Any tribe that supports termination laws sets a dangerous precedent that jeopardizes the sovereignty of all tribes. Yet, by siding with the Ute Tribe’s position, the NCAI itself appears complicit in endorsing a policy long understood as destructive.
The distinction between “termination” and “disenrollment” is largely semantic. Termination was carried out by the federal government; disenrollment is carried out by tribes. Both result in the same outcome: the deliberate disenfranchisement of targeted individuals or groups—whether for economic, political, or discriminatory reasons.

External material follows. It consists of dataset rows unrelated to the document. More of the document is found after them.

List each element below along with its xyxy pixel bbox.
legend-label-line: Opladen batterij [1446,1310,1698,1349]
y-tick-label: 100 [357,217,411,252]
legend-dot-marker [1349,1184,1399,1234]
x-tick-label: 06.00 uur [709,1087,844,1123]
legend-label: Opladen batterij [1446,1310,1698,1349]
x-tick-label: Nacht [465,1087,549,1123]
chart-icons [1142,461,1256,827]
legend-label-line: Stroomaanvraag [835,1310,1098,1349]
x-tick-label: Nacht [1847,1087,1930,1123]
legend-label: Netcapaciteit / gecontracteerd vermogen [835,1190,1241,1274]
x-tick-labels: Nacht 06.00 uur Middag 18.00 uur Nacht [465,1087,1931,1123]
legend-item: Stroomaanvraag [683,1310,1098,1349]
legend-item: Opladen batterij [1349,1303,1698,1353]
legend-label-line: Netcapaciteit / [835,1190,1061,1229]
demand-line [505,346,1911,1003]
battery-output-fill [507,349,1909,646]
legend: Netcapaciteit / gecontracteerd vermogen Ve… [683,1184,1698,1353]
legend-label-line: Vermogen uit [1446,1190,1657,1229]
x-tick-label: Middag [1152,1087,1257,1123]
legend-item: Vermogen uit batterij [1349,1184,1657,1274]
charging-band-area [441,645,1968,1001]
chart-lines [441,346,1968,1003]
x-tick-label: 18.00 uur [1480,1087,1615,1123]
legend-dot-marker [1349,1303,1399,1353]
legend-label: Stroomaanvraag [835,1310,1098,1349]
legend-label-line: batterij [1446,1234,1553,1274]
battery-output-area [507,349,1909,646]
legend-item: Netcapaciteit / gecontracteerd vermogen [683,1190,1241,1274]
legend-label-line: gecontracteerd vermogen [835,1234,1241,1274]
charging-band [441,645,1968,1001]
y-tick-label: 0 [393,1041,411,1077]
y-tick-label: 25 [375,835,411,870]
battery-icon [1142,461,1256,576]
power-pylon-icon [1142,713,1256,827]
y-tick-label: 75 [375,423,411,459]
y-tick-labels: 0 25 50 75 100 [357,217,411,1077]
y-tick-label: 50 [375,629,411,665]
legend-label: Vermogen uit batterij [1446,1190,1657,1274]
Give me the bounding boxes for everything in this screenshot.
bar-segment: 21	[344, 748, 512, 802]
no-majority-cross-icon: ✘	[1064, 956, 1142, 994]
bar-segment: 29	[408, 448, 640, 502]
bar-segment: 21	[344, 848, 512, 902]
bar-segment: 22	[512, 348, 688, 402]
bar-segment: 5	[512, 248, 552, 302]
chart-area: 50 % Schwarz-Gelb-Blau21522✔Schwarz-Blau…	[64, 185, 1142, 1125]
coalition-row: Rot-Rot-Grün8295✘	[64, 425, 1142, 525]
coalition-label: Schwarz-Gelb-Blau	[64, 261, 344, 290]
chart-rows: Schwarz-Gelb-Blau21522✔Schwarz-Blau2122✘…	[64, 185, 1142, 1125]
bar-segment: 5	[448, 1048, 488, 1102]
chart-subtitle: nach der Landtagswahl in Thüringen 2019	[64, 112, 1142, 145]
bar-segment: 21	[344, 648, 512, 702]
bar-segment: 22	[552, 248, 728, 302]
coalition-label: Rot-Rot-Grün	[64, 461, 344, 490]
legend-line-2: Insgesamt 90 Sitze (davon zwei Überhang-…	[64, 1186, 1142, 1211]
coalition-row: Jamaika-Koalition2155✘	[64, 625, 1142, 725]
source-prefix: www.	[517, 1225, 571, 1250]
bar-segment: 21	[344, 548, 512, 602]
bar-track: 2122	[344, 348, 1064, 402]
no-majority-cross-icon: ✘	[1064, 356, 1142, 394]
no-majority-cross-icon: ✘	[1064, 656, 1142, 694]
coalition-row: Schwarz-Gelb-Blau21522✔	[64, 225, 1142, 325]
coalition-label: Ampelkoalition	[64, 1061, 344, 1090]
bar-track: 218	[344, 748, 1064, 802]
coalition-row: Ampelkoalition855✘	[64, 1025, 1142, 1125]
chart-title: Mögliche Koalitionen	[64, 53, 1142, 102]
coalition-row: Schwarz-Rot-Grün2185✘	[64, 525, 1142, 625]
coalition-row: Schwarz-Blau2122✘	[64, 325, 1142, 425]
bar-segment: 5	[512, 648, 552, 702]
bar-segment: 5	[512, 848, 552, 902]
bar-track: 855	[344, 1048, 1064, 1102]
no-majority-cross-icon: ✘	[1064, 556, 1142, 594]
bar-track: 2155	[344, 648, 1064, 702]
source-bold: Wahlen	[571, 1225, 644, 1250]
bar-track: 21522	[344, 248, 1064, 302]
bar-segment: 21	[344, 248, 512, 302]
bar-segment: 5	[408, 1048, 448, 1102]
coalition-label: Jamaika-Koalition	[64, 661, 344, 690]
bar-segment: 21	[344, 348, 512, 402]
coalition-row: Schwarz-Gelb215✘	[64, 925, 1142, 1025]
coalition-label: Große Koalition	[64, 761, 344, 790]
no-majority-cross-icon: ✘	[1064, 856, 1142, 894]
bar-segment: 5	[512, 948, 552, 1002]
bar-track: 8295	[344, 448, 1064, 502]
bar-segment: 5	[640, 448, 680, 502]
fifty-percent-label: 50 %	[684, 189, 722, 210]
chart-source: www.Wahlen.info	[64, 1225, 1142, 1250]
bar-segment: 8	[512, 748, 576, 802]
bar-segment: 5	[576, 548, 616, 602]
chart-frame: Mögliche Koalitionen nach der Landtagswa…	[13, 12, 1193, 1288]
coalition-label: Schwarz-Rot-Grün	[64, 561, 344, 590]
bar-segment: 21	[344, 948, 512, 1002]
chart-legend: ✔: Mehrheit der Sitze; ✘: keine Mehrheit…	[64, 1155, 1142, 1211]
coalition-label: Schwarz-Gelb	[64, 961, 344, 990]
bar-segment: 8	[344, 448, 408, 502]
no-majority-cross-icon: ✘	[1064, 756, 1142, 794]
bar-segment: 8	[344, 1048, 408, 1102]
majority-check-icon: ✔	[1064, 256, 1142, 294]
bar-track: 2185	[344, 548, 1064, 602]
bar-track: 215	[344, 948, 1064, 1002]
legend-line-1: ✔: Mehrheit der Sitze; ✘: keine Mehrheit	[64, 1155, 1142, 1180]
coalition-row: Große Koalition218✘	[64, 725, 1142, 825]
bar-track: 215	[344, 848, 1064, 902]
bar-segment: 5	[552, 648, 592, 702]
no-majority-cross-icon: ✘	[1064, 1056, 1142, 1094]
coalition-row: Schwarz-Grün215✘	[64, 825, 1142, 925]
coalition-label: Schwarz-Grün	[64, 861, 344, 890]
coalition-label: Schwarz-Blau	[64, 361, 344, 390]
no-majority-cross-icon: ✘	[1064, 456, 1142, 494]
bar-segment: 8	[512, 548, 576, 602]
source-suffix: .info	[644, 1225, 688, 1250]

Given the Ute Tribe’s continued defense of the UPA, Congress faces a stark choice: either repeal the Ute Partition Act entirely or enforce it fully—including the complete termination of the Ute Tribe as mandated under Public Law 671, § 23 of the 83rd Congress (25 U.S.C. § 677w)." Within three months after August 27, 1954, the business committee of the tribe representing the full-blood group thereof shall present to the Secretary a development program calculated to assist in making the tribe and the members thereof self-supporting, without any special Government assistance, with a view of eventually terminating all Federal supervision of the tribe and its members."